Les sectes ne sont donc pas interdites en France. Néanmoins, les dérives sont passibles de sanctions, établies par les lois suivantes.

L’article 313-4 du Code pénal

Il stipule « l’abus frauduleux de l’état d’ignorance ou de la situation de faiblesse soit d’un mineur, soit d’une personne dont la particulière vulnérabilité, due à son âge, à une maladie, à une infirmité, à une déficience physique ou psychique ou à un état de grossesse, est apparente ou connue de son auteur, pour obliger ce mineur ou cette personne à un acte ou à une abstention qui lui sont gravement préjudiciables, est puni de trois ans d’emprisonnement et de 2 500 000 F d’amende ».

Par ailleurs, le code propose d’autres infractions qui peuvent associées aux sectes.

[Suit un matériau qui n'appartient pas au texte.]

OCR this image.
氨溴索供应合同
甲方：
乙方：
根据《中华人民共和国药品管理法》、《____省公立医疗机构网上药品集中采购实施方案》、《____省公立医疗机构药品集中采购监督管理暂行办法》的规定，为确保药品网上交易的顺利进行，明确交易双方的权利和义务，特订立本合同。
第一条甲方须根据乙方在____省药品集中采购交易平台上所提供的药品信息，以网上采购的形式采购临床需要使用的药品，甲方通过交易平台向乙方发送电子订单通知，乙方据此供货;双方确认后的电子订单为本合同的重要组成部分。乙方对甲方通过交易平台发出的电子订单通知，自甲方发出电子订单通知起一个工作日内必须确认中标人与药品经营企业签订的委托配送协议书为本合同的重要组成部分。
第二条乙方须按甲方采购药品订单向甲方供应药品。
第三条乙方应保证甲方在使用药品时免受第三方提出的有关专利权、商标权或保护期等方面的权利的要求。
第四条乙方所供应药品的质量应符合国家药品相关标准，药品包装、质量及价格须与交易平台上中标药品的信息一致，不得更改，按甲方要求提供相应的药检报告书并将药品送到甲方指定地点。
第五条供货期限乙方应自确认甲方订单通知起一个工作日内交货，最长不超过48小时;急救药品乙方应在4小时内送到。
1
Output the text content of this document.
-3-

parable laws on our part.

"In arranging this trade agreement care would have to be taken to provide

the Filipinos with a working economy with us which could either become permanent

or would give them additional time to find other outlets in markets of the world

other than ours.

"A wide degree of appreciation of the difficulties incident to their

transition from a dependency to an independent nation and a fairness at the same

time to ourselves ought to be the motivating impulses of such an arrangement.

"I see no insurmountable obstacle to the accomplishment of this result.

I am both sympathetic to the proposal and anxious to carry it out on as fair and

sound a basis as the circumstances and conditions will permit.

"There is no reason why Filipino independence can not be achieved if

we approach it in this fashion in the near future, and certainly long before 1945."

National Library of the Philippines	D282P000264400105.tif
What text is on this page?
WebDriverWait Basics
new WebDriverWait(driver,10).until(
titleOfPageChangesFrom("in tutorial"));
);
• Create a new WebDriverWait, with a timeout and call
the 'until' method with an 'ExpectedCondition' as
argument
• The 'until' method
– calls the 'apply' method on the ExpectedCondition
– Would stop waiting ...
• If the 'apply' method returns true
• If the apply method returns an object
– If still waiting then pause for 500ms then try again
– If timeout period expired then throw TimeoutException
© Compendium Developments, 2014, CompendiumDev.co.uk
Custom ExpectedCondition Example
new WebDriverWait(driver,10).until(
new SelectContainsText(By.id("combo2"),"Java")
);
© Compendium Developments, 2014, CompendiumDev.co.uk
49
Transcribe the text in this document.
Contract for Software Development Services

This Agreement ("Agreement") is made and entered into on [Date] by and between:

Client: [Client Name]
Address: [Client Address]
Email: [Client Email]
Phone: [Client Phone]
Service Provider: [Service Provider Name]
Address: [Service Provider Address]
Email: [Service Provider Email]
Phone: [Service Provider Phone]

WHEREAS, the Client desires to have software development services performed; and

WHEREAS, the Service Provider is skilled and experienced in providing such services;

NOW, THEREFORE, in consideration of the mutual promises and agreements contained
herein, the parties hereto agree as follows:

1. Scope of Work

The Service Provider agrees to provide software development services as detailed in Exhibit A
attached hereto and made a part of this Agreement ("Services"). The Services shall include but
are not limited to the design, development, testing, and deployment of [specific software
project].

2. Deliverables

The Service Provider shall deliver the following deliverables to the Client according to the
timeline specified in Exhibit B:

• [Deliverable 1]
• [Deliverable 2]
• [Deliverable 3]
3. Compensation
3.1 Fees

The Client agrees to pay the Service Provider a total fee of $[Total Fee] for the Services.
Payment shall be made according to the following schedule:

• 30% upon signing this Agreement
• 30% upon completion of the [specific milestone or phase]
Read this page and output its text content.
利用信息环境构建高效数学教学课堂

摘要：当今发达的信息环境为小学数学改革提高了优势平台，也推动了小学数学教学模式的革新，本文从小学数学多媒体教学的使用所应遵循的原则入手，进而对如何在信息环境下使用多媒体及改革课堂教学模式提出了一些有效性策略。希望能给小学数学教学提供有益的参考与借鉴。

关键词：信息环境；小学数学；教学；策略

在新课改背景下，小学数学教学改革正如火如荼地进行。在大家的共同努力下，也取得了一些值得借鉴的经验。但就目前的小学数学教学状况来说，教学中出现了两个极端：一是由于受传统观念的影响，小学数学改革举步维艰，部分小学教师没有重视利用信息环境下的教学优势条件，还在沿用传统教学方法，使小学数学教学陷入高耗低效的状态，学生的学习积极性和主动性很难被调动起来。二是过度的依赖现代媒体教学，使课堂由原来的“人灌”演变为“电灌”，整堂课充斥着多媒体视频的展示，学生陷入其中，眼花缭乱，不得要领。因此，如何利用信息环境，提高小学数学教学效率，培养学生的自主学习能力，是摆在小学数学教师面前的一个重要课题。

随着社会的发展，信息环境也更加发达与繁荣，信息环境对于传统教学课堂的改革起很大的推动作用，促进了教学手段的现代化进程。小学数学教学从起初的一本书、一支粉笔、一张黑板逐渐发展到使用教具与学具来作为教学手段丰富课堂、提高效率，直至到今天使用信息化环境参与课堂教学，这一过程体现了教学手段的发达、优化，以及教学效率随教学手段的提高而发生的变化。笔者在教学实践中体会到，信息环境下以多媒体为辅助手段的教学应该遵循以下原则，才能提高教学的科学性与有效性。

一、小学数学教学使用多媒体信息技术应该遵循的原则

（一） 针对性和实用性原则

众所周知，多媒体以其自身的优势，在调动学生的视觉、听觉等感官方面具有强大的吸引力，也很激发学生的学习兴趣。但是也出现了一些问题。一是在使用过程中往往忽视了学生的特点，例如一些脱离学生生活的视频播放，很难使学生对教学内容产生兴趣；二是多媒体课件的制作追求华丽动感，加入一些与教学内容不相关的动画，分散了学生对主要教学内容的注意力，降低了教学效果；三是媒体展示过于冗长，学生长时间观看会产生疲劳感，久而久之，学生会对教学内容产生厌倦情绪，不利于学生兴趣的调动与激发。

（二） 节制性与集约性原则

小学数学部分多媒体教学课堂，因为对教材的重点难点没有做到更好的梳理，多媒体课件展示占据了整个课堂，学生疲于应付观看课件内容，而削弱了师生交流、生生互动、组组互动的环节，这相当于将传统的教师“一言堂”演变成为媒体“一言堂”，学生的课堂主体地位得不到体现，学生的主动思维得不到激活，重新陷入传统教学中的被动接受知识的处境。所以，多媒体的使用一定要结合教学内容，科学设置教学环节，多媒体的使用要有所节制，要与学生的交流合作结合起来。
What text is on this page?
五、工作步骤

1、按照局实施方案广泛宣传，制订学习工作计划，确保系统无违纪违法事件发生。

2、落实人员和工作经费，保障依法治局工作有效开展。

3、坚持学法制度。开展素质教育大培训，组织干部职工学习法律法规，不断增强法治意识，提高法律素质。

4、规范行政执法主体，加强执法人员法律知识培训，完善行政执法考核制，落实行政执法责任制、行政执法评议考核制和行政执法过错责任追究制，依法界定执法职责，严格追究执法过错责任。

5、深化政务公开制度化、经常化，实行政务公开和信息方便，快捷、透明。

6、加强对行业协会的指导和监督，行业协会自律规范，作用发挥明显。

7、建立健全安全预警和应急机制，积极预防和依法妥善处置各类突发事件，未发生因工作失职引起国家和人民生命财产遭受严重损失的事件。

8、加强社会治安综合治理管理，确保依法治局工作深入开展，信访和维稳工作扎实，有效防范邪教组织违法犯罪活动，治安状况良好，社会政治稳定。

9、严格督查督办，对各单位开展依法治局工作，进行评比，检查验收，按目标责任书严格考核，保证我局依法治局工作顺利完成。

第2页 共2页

On peut mentionner les fraudes, l’exercice illégal ou clandestin d’un travail.

L’article 31 de la loi du 9 décembre 1905

Il renseigne sur les diverses sanctions pour manipulation psychique pour des motifs religieux. On peut par exemple citer les actions suivantes :

  • Menaces ou violences sur une victime,
  • Pression et craintes : perte d’emploi, atteinte à un membre de sa famille, d’elle-même ou de son patrimoine,
  • Exigence à appartenir à un culte ou une association.
  • Apport de contributions à un culte.

Toutes ces actions sont exécutées par la force.

La loi n° 98-1165 de décembre 1998

Elle suggère d’insérer un article dans le Code pénal. Celui-ci condamne la déscolarisation d’un enfant et la proposition de classes et la dispense d’enseignement non conforme à l’objet des instructions.

Sectes et dérives sectaires : recommandations

Le gouvernement français à travers la MIVILUDES appelle à la vigilance de la population et de tous les acteurs du privé, du public et ceux des juridictions. Par exemple, en présence d’un cas de dérive, il faut impérativement suivre les recommandations suivantes :

  • Saisir ou contacter la MIVILUDES : c’est la première autorité en charge des questions sur les dérives sectaires.
  • Contacter les aides telles que l’Union nationale des associations de défense des familles et de l’individu victime de sectes (UNADFI) ou le Centre contre les Manipulations mentales (CCMM). On peut toutefois joindre le Centre national d’accompagnement familial face à l’emprise sectaire (Caffes).
  • Interroger un service de l’État ou confier ses craintes au Conseil de l’Ordre professionnel.
  • Demander de l’aide afin d’apporter son plus dans la prévention de la radicalisation.

En outre, on recommande d’être toujours attentif aux signaux d’alerte des dérives sectaires.